Otherwise, the Murano cabin is as quiet as can be. After driving up the Pacific coast in a rainstorm so heavy it made national news, I pulled over on a bluff to take some pictures of the Murano and was almost knocked over by high winds. I hadn’t even noticed the winds — upwards of 50 mph — on the drive because the cabin was so quiet. The car also didn’t suffer many, if any, effects of wind buffeting, which is quite remarkable.



Nissan has made a few interiors in the past feel close to those from its Infiniti luxury brand, and the Murano follows suit. In its highest Platinum trim, which offers a dark brown leather interior, there are few areas to tell it apart from an Infiniti. That’s good because the Platinum starts at $39,885, including a destination charge.
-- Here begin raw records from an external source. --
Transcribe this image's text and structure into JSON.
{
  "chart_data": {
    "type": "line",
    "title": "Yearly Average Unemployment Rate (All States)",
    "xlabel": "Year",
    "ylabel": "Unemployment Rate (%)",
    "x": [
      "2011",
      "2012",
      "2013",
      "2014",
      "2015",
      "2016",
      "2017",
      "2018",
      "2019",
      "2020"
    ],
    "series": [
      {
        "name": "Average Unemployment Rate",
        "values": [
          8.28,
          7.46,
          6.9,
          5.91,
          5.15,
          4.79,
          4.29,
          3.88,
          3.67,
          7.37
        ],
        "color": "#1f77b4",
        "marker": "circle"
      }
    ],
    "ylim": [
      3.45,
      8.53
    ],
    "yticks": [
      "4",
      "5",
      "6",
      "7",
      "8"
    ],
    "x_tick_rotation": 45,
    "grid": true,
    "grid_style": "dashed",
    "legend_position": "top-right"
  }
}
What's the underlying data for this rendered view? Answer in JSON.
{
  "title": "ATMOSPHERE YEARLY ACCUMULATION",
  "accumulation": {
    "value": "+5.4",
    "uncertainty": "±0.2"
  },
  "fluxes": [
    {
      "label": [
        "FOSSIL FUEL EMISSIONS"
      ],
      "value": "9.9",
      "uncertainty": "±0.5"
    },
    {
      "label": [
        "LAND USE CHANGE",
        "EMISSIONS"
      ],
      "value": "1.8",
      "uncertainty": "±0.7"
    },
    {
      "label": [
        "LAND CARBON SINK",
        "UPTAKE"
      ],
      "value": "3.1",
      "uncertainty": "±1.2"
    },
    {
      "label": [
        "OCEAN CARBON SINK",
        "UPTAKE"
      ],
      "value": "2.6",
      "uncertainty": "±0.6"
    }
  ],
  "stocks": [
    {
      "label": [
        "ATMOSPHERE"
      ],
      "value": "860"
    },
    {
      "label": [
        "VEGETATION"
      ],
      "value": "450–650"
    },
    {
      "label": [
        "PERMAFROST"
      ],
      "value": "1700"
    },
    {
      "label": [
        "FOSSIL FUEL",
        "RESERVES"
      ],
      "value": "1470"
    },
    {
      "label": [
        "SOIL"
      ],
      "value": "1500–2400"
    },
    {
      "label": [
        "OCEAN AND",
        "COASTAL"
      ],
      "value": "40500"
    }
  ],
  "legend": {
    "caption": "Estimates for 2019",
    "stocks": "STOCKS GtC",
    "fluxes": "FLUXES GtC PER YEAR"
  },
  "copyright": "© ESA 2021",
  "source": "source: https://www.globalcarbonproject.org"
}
On the more accessible SV trim, which starts at $33,505, there are still swaths of leather everywhere from above the gauge cluster to the door armrests. So, even if you’re sitting in a cloth driver’s seat, you’re seeing and touching leather.


Nissan should also get an award for its center console, a near-perfect mix of a physical buttons — I counted 17 — four knobs and a touch-screen. Buttons are either piano-black with illuminated text and icons or chrome-covered plastic with the writing above.

The 8-inch color touch-screen — standard on SV trims and higher — has terrific resolution and is completely rethought from previous generations, which I always found easy to use.

Both the front and rear outboard seats are what Nissan calls Zero Gravity seats. I’ve been a fan of these in the Altima sedan, though a few Cars.com editors are not fond of them, and I found them to be comfortable in the Murano as well. The cloth versions don’t have as much lumbar support as the leather seats; the front passenger seats don’t have height adjustment, but my driving partner and I thought they were pleasant after a three-hour haul from Napa, Calif., to the coast and back.

There’s also an abundance of interior room in front and back with a generous cargo area, whether the rear seats are in place (39.6 cubic feet of space) or folded flat (69.9 cubic feet).



A backup camera is standard on the Murano, and Nissan’s Around View Monitor is standard on SL and Platinum trims. When activated, it offers a bird’s-eye view of the SUV by using cameras in the front, back and side mirrors. It’s always been a feature I’ve appreciated due to my home’s narrow driveway.

Blind spot warning, a system to detect objects in the car’s blind spots, and rear cross-traffic alert are standard on SL and Platinum trims. Adaptive cruise control, automatic braking and Predictive Forward Collision Warning are part of an optional Technology Package on those two trims as well.


Nissan says the Murano is perfect for empty-nesters looking to take road trips with their friends. There is certainly enough room and comfort to make such a trip for four adults as enjoyable as in many other vehicles on the road. However, that would be true of parents with two tweens or teens and their growing frames, too.

The wild styling might even make Mom and Dad feel cool.